Contrast that with Joel’s public stance. He has declined all requests for interviews, refusing to say why he did not respond to students’ repeated requests for transparency and apologies. His administration created a page on its website where it promised “to keep the Yeshiva University community up to date on the ongoing independent investigation into allegations of past abuse.” The most recent entry is dated January 16.

And the independence of that investigation is open to question. It is being conducted by Sullivan & Cromwell, a firm in the employ of the university, with ties to the Joel administration; one of its partners serves on Y.U.’s pro bono General Counsel’s Council. Lisa Friel, a well-regarded sex abuse expert, is aiding in the investigation, but that hasn’t convinced many former students to cooperate, because, as they told the Forward, they can’t trust Y.U.’s motives.

Meantime, it is almost seven months since the Forward broke the story and Joel announced the probe, but there still is no word on when, or if, its results will be made public. Seven months — that’s almost as long as former FBI head Louis Freeh and his team took when they probed sexual abuse allegations at Penn State University. Only they conducted 430 interviews and analyzed more than 3.5 million e-mails and other documents during that time. Is the work really that onerous and time consuming at Y.U.?

Norman Lamm’s supporters, and they are legion, point to his myriad accomplishments, chief among them the fact that he essentially saved his beloved Yeshiva University from financial collape and guided it into its current status as a first-class educational institution. His prolific scholarship, unusual outreach within the Jewish world and compassionate leadership contributed to the high regard in which he is held.

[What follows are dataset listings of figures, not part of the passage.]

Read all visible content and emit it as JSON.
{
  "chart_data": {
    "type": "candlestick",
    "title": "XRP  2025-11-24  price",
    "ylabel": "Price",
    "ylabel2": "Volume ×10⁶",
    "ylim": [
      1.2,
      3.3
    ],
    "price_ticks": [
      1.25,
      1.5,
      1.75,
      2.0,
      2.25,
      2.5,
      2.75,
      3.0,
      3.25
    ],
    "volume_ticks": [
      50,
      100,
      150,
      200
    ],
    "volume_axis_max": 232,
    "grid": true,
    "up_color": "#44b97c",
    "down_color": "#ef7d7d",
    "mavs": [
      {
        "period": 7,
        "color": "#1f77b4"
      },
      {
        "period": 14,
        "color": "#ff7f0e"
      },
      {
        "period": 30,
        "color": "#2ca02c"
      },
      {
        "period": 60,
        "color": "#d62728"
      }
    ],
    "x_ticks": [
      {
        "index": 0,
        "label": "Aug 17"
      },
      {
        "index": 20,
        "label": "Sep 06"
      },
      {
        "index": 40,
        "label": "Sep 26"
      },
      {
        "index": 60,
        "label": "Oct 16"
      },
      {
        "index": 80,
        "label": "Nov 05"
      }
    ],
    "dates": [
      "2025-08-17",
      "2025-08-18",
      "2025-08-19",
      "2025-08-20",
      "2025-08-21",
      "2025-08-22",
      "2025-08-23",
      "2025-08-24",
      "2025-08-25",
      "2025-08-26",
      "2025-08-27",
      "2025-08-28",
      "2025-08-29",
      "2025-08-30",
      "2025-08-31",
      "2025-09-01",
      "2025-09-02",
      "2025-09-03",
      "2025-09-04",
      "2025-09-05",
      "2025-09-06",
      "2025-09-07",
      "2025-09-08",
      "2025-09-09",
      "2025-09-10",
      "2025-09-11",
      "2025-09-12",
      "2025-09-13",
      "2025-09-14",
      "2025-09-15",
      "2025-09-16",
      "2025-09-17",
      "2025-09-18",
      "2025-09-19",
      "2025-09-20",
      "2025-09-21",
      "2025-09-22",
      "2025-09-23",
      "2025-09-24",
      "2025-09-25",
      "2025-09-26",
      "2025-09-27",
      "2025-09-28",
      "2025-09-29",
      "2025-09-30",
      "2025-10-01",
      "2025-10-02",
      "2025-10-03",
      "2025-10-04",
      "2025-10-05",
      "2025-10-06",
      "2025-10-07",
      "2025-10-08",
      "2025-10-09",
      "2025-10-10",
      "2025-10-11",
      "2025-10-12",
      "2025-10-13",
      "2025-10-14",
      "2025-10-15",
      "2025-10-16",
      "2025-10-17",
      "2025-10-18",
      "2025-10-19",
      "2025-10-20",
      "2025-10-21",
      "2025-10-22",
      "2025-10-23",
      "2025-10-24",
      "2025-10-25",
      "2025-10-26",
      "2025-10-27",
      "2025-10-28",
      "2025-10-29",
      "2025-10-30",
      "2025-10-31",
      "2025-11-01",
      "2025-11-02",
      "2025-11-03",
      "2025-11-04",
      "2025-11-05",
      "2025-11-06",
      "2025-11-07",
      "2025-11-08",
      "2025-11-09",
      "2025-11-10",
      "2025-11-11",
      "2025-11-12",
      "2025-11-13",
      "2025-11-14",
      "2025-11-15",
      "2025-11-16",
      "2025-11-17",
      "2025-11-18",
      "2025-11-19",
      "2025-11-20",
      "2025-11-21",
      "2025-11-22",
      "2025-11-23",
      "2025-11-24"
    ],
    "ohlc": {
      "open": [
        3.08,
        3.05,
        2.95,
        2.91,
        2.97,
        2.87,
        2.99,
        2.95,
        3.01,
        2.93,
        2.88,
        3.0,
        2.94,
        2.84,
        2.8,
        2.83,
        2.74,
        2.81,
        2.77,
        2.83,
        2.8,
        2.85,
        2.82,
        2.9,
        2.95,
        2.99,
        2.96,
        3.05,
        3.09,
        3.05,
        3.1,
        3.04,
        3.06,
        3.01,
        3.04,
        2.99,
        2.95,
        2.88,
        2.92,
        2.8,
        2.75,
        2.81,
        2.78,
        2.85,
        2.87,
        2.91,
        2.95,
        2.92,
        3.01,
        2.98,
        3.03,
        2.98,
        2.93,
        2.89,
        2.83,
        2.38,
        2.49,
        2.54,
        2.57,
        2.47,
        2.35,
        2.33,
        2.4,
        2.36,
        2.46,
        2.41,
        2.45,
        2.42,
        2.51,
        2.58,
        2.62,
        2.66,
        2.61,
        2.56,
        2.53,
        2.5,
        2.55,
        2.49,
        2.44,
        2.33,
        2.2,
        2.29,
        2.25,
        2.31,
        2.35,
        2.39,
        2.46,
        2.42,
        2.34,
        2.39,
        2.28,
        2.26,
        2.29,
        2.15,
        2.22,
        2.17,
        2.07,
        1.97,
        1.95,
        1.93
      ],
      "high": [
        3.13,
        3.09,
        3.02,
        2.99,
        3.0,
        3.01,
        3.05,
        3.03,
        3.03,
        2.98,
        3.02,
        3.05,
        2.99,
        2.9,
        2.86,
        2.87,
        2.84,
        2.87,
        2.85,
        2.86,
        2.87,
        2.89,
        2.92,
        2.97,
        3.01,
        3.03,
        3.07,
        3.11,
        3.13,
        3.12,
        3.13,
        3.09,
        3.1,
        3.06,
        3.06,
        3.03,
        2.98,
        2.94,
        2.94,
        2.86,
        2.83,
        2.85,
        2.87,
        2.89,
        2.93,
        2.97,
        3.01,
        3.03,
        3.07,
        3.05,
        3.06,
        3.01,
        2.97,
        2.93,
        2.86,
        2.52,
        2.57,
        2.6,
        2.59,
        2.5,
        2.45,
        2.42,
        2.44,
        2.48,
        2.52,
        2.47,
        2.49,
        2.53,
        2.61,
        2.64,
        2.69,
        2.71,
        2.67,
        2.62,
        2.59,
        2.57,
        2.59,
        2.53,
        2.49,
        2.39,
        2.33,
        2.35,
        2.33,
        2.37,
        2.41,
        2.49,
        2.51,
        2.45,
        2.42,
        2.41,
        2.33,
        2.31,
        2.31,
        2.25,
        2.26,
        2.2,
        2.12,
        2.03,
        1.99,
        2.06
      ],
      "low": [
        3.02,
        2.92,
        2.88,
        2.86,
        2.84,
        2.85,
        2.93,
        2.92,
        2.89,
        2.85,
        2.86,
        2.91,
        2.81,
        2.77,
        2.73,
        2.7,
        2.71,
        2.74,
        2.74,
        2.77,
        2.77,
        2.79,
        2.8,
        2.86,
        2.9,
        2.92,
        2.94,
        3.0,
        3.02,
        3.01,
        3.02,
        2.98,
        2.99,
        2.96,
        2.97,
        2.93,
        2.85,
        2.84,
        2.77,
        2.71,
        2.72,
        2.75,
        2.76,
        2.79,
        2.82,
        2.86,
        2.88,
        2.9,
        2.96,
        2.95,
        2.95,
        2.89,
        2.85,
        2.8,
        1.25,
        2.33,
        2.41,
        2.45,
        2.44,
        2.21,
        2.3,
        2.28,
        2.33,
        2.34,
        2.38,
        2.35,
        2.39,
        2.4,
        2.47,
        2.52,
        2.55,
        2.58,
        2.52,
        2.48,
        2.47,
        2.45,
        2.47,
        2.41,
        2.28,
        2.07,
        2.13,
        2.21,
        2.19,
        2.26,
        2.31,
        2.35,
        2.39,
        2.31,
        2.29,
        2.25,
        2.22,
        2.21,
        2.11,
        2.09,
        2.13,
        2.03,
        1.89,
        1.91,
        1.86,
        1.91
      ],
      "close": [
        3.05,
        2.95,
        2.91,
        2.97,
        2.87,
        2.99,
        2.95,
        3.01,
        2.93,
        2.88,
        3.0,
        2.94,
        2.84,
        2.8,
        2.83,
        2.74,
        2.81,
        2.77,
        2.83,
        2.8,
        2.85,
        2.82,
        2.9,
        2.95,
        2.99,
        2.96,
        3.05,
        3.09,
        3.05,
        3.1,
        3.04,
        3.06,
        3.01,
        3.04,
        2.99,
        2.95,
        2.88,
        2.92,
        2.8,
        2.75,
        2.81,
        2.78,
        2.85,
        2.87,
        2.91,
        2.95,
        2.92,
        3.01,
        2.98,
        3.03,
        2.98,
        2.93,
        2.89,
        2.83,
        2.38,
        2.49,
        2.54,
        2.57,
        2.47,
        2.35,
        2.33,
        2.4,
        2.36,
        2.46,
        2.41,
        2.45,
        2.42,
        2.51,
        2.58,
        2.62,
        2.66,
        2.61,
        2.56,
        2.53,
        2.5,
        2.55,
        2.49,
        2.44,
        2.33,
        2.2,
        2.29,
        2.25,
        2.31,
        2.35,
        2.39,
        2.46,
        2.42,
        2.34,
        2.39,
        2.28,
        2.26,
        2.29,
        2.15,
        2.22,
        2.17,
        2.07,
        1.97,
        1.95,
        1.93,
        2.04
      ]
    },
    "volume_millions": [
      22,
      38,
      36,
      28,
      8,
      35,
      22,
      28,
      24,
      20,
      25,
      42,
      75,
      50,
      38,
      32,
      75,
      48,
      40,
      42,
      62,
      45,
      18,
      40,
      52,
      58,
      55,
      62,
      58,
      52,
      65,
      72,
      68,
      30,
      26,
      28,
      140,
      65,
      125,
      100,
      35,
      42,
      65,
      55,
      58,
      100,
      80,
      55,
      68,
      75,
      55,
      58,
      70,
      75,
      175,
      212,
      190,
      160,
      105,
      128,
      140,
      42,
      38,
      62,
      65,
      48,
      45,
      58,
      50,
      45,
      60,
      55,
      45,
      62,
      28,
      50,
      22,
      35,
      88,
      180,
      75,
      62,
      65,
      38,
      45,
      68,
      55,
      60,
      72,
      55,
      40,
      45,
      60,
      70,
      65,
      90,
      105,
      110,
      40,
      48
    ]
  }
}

But in service of those goals — principally, to preserve Y.U. — he overlooked the pain and suffering of his students at the hands of his staff. He admitted that to the Forward in December, an admission that many of his supporters sought to discount or ignore. Now he has admitted it to the world.

He has shown us all how to make amends. “We must never be so committed to justifying our past that we thereby threaten to destroy our future,” Lamm wrote. To truly honor his legacy, Richard Joel and Yeshiva University’s leadership need to heed his words.